When actors prepare for an audition, they look closely at the characters they’re being asked to portray, they familiarize themselves with the project and professionals involved, and they try to maximize their level of self-confidence. But chances are they are not scrutinizing their personal speech patterns while prepping for the part. Nonetheless, casting director Marci Liroff is strongly encouraging actors to examine their own speech habits and consider whether their style of articulation and intonation is hurting their chances in the audition room. Liroff is known for her prolific career in film and television over the span of 38 years. Films which she has cast include Footloose, St. Elmo’s Fire, Pretty in Pink, The Spitfire Grill, Freaky Friday, Mean Girls, and Mr. Popper’s Penguins. The Hollywood veteran recently wrote an article in Business Insider about a growing trend she is seeing in the audition room and has some advice to offer actors hoping to break into the industry. “If you look at an audition for a movie or television show, and compare it to a job interview in another industry, I think you’ll see there are several translatable lessons,” Liroff says. And first off she asserts, “[Casting directors] listen to your voice and intonation.”

Liroff specifies two problematic speech trends. The first, called “vocal fry,” she describes as both an “epidemic” and indeed “annoying.” If you have not heard the term vocal fry before, you almost certainly have heard what it sounds like. It’s a speech pattern that is characterized by distinct low, creaky vibrations that often occur at the end of sentences. It’s often referred to as “creaky voice.” Although males also express themselves in this lowest of registers–and it’s even revered, say, when Morgan Freeman uses it in trailer voice-overs— vocal fry is especially gaining popularity among young adult women who speak American English.

There are different theories as to why this phenomenon is occurring–and some of the research is contradictory. Some studies reveal that both males and females use lower vocal registers when trying to denote authority and thus argue that this new pattern among women adds to a woman’s perceived credibility. Indeed, scientists have found that people with lower voices tend to make higher salaries. For this reason, women are sometimes advised to use lower registers when going on job interviews. On the other hand, other researchers assert pretty much the opposite: that when women use the lowest registers it’s associated with generally negative connotations in the workplace, that they sound less confident, and it undermines the effectiveness of their communication. Indeed, Liroff represents just one of many who insist it is a drawback during job interviews. And yet others insist that such perceptions represent an attack on women’s speech.

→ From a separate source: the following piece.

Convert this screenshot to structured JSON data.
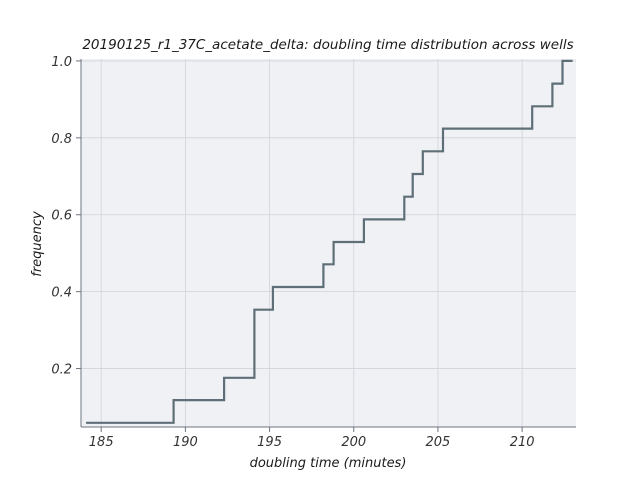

A second speech pattern Liroff highlights is called “uptalking.” Uptalking refers to speech that ends in a high note as if the speaker is asking a question even when he or she is not. Liroff says, “I tell my coaching clients and those who are auditioning for me that uptalk results in the listener not taking them or their content seriously…It communicates the very opposite of confidence or assertiveness. There’s a huge difference between ‘My name is Marci? This is what I believe?’ and ‘My name is Marci. This is what I believe.’”

In the above video, actress and vocal coach Amy Walker demonstrates vocal fry and uptalking and how they have the potential to limit an actor’s pallet.

An individual’s voice is a deeply personal aspect of their identity. And when it comes to being an actor, authenticity is so important. Nobody wants to feel self-conscious about something so personal to them as their voice. With this in mind, it’s up to each actor to determine whether his or her speech patterns reflect an essential aspect of their identity or if such habits might be worth modifying. It’s wise to chose a deliberate decision about which path to chose as Liroff says, “When meeting new clients or potential supervisors your voice is one of your most important instruments. If you’re not aware and in control of it, you will be saying things you don’t mean and your intent will be misunderstood.”